LangChain also offers a FakeEmbeddings class to test your pipeline without making actual calls to the embedding providers.

# Use fake embeddings to test your pipeline
from langchain.embeddings import FakeEmbeddings

embeddings = FakeEmbeddings(size=1481)

text = "This is a sample query."

query_result = embeddings.embed_query(text)
print(query_result)
print(len(query_result))

OpenAI embedding models cannot embed text that exceeds a maximum length e.g. for the text-embedding-ada-002 model with cl100k_base encoding, the maximum context length is 8191 tokens. If the provided text length exceeds the stated maximum, you'll get an error. Here is an example.

# Request with context length > 8191 throws an error
from langchain.embeddings import OpenAIEmbeddings

embeddings = OpenAIEmbeddings(openai_api_key=openai_api_key)

long_text = 'Hello ' * 10000

query_result = embeddings.embed_query(long_text)
print(query_result)

*** Response ***
openai.error.InvalidRequestError: This model's maximum context length is 8191 tokens, however you requested 10001 tokens (10001 in your prompt; 0 for the completion). Please reduce your prompt; or completion length.

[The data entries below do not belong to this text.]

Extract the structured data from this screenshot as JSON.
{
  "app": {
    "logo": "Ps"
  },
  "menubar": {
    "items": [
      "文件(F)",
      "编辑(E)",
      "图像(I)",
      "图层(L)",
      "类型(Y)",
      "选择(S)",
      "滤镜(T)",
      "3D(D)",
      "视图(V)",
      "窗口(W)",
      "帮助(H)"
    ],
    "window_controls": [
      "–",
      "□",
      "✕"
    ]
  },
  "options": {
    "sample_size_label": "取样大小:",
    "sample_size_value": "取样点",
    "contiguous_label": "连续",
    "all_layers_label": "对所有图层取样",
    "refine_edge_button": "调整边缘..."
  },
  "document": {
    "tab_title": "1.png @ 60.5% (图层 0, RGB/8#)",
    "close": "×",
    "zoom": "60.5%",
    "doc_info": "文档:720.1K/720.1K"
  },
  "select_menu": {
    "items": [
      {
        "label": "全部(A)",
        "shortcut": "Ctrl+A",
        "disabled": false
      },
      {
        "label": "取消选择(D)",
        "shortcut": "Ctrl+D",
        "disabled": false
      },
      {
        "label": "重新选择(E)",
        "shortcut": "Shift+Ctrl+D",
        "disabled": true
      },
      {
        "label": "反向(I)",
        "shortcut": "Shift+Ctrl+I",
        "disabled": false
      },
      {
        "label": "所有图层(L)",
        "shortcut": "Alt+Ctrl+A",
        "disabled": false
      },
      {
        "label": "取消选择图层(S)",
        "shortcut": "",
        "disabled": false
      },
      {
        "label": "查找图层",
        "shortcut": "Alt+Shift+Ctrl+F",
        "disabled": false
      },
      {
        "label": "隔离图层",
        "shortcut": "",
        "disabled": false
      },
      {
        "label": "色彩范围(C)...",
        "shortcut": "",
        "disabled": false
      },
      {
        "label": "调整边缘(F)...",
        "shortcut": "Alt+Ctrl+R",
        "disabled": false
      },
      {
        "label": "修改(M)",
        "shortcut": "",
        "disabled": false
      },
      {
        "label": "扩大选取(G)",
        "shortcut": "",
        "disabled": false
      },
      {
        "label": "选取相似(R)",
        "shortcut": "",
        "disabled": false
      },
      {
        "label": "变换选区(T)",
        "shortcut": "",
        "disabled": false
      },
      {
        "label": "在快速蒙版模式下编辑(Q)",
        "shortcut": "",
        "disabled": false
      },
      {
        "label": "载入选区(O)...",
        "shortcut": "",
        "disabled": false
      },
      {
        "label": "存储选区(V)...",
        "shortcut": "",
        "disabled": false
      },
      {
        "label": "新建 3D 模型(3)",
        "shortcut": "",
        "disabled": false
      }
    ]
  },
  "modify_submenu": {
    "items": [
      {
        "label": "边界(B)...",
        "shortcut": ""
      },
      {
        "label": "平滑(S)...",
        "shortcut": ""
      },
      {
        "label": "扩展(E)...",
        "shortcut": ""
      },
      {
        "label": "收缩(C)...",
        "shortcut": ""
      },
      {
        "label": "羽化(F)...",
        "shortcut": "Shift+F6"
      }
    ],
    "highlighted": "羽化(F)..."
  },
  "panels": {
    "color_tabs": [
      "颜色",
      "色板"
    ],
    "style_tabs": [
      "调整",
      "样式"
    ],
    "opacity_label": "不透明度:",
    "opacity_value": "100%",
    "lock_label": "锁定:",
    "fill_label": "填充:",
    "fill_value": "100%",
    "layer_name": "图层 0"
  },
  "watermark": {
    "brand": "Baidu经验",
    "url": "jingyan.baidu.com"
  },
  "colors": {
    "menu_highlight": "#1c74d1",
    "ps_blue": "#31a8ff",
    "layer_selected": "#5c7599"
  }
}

To deal with this, you can either truncate the input text length, or chunk the text and embed each chunk individually. A naive example of truncation could be:

max_tokens = 8191

truncated_text = long_text[:max_tokens]

However, because context length is measured in tokens, the right way to do this is to tokenise the input text with tiktoken before truncating it. Unfortunately, both the embed_query and embed_documents methods only support a string input at the moment, so we need to re-convert the tokens to a string before embedding. Run !pip install tiktoken before executing this code.

# Truncate input text length using tiktoken
import tiktoken
from langchain.embeddings.openai import OpenAIEmbeddings

embeddings = OpenAIEmbeddings(openai_api_key=openai_api_key)

max_tokens = 8191
encoding_name = 'cl100k_base'

long_text = 'Hello ' * 10000

# Tokenize the input text before truncating it
encoding = tiktoken.get_encoding(encoding_name)
truncated_text = encoding.encode(long_text)[:max_tokens]

# Re-convert the tokens to a string before embedding
truncated_text = encoding.decode(tokens)

query_result = embeddings.embed_query(truncated_text)
print(query_result)
print(len(query_result))

The OpenAI Cookbook offers sample code for several use cases that can you use in conjunction with LangChain - text classification, question-answering for Wikipedia articles, recommendations, semantic text search, sentiment analysis with zero-shot classification, and more.

In addition to truncation, I mentioned chunking as a method to deal with large text inputs. However, to search over many vectors quickly, repeatedly calling OpenAI embedding models is neither efficient nor cost effective. Instead, you should use vector databases like Chroma, Weaviate, Pinecone, Qdrant, Milvus, and others. We'll cover vector databases in the post on Indexes later.